Most Expensive Ballot Campaign
Prop 22 was such a good deal for rideshare companies that they spent over $200 million dollars funding the ballot initiative campaign, which ended up being the most expensive ballot campaign in California’s history at the time.
This record was surpassed in 2022, when over $400 million was spent on Prop 26 and 27, initiatives centered around sports betting.
Bad For Workers
In a statement released about the lawsuit in 2021, plaintiff Saori Okawa accuses Prop 22 of enabling companies to ignore driver wellbeing to prioritize corporate profits.
“Every day, rideshare drivers like me struggle to make ends meet because companies like Uber and Lyft prioritize corporate profits over our wellbeing,” said plaintiff rideshare driver Saori Okawa. “With Prop 22, they’re not just ignoring our health and safety — they’re discarding our state’s constitution. I’m joining this lawsuit because I know it’s up to the people we elect to make our laws, not wealthy executives who profit from our labor. I’m confident the court will see Prop 22 for the corporate power grab that it is.”
Stipping Worker Rights
Bob Schoonover, President of SEIU Local 721 was optimistic that the lawsuit would produce positive results for California rideshare workers.
“We look forward to the court affirming that gig companies cannot strip workers of their fundamental right to bargain for better pay and working conditions — and that corporations alone should not dictate the laws in our state,” Schoonover said in 2021.
Unconstitutional Attack
Core to the complaint of the lawsuit is the contention that the ballot initiative is unconstitutional.

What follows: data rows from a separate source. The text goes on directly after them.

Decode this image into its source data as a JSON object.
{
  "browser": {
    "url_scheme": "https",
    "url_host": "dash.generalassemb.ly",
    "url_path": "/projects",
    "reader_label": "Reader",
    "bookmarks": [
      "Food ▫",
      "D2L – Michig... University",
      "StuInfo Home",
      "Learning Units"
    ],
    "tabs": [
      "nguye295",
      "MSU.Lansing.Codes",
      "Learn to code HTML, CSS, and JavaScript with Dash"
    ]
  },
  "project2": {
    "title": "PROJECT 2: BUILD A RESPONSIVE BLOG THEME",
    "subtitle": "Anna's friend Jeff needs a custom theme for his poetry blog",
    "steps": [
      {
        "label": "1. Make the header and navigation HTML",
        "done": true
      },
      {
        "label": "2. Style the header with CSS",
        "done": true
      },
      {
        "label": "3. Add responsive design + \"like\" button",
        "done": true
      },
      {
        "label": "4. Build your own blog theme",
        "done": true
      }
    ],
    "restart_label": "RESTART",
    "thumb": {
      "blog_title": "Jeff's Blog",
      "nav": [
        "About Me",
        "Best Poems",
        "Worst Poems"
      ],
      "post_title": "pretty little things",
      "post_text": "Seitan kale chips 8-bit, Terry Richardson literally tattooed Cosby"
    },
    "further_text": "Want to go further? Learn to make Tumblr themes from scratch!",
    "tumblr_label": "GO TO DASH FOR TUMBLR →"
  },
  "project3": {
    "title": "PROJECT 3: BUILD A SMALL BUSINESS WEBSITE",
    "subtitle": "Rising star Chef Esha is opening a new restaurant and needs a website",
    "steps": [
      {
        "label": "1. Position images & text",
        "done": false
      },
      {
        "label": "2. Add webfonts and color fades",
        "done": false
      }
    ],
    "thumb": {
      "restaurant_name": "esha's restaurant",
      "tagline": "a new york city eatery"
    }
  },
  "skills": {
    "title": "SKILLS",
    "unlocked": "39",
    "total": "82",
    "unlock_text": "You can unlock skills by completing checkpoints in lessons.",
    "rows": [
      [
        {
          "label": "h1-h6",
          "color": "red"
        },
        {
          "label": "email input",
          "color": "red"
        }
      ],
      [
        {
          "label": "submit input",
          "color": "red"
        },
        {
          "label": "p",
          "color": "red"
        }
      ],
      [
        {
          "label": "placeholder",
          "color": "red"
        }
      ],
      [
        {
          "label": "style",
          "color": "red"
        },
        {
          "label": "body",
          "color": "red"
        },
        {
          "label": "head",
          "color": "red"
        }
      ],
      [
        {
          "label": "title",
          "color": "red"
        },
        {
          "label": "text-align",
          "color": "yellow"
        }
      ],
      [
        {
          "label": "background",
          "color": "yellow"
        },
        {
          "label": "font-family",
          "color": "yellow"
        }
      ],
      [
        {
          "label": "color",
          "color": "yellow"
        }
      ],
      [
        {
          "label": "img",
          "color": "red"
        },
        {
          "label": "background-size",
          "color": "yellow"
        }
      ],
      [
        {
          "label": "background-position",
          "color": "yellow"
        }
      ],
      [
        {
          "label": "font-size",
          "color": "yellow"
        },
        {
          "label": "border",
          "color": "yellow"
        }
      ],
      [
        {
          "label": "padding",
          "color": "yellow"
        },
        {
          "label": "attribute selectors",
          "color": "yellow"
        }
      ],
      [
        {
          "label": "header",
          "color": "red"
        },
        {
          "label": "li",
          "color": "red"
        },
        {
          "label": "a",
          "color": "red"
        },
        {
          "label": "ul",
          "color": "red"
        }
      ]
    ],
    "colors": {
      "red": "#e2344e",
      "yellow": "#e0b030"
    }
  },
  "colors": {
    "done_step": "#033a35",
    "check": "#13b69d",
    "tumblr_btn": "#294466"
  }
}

“Like Prop 187 and Prop 8, Prop 22 is an unconstitutional attack on Californians’ rights that if left unchecked will grant permission to companies like Uber and Lyft to dismantle workers’ rights across the country. SEIU is proud to support drivers’ fight to stop this unconstitutional law,” said Schoonover.
Keeping the Fight Going
It has been several years, but SEIU is still determined to keep pushing to “reverse more than a decade of exploitation.”
“No matter the outcome, we will not be intimidated by corporations’ unconstitutional attempts to dictate law in California,” said SUIU executive vice president Joesph Bryant.
Nationwide Struggle
California is just one flashpoint in the fight for workers to get better compensation as rideshare drivers, an increasingly essential service for many Americans.
Last week, a trial started in Massachusetts where the state’s attorney general accused Uber and Lyft of unlawful actions in classifying drivers as contractors to avoid paying them higher rates.
Consquences for Rideshare
If legal challenges against rideshare companies go through, the companies have threatened to pull out of cities, saying paying employees these wages would harm their business. Studies show that using contractors can save a company up to 30% compared to regular employees.
In March, both Uber and Lyft threatened to pull out of Minneapolis after a city council vote would grant a guaranteed minimum wage to rideshare drivers.